Hz. Peygamber aleyhisselâmın âhirete irtihalinin de rebîülevvel ayında olduğu konusunda
görüş birliği vardır.
Meşhur olan rivayete göre Resûl-i
Ekrem aleyhisselâm,12 Rebîülevvel Pazartesi
günü vefat etmiştir.
Hz.
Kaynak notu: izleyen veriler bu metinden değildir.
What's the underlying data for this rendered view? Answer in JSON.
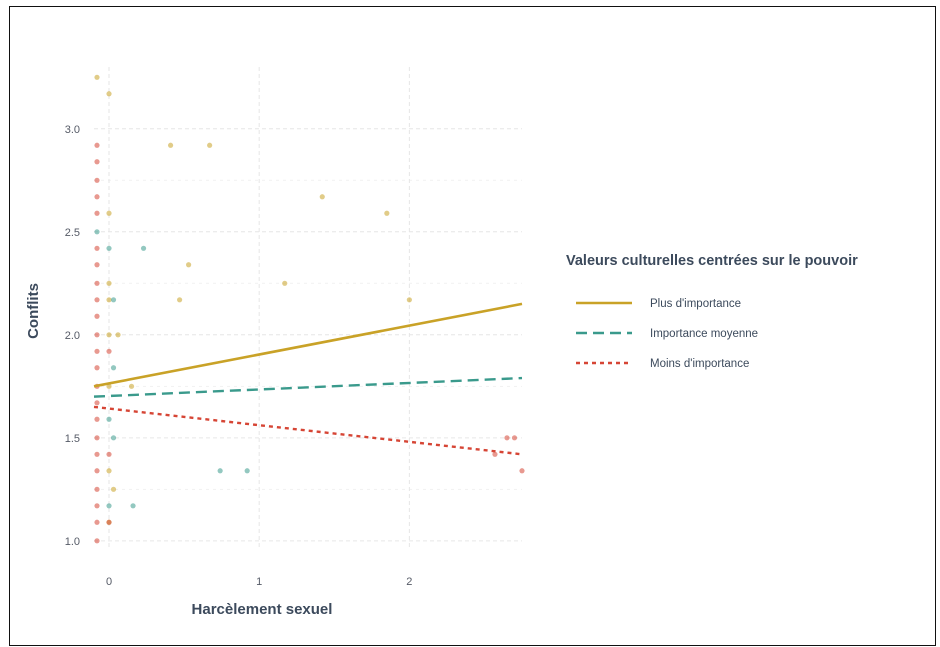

Peygamber aleyhisselâmın doğum, hicret ve vefatının rebîülevvel ayında ve pazartesi
gününde olması bazı araştırmacılarca, rebîülevvel ayının Araplar’da bolluk ve
bereket ayı sayılması ve eski medeniyetlerde pazartesi gününün ayın yaratıldığı
gün kabul edilmesiyle irtibatlandırılarak İslâm’da ibadet vakitlerinin
belirlenmesi bakımından ayın önemli bir yeri olduğu, hilâlin müslümanlar için
sembolik bir anlam taşıdığı ve bunun evrenle insanın kaderi arasındaki ilişkiye
işaret ettiği ifade edilmiştir.[6]
∞
NOT:
-Bugün
Hicri tarih, 1-rebiulevvel-1439 hicri yılın 61. Günü.
-Peygamber efendimiz aleyhisselâmın “1 Rebîülevvel’de buradan ayrılıp Medine’ye doğru yola çıkan
Resûl-i Ekrem 8 Rebîülevvel Pazartesi günü Kubâ’ya varmış ve burada Kubâ
Mescidi’ni inşa etmiştir.” Bu sene 1- Rebîülevvel’in pazertesiye denk gelmesi
inşallah faal-i hayırdır.
-“ Peygamber efendimiz buyuruyor ki: "kim bu aya girildigini birbirine
haber verirse onu cennetine alması için kıyamete kadar Allaha dua
edecegim" şeklinde bir söz hadis diye ortalıklarda ve internet
sitelerinde, hiçbir uydukda olsa kaynak göeterilmeden geçiyor.
Hiçbir sağlam hadis kaynağında böyle bir
rivayete rastlanmamıştır.
-Yukarıda anlatılan bu ayın
faziletlerine atfen söylenmiş bir değerlendirme sözü gibi görünüyor.
Bu münasebetle içinde kutlu
doğumu ve hicretin Sevir’den hareket noktasını içinde bulunduran Rebiulevvel
ayınızı tebrik eder, bereketlere vesile olmasını ‘Bârik Teâlâ’ dan niyaz
ederim,
Necdet İÇEL
[5] Muhammed
Hamidullah, “Hicri Takvim ve Tarihi Arkaplanı” UÜ İlâhiyat Fakültesi Dergisi,s.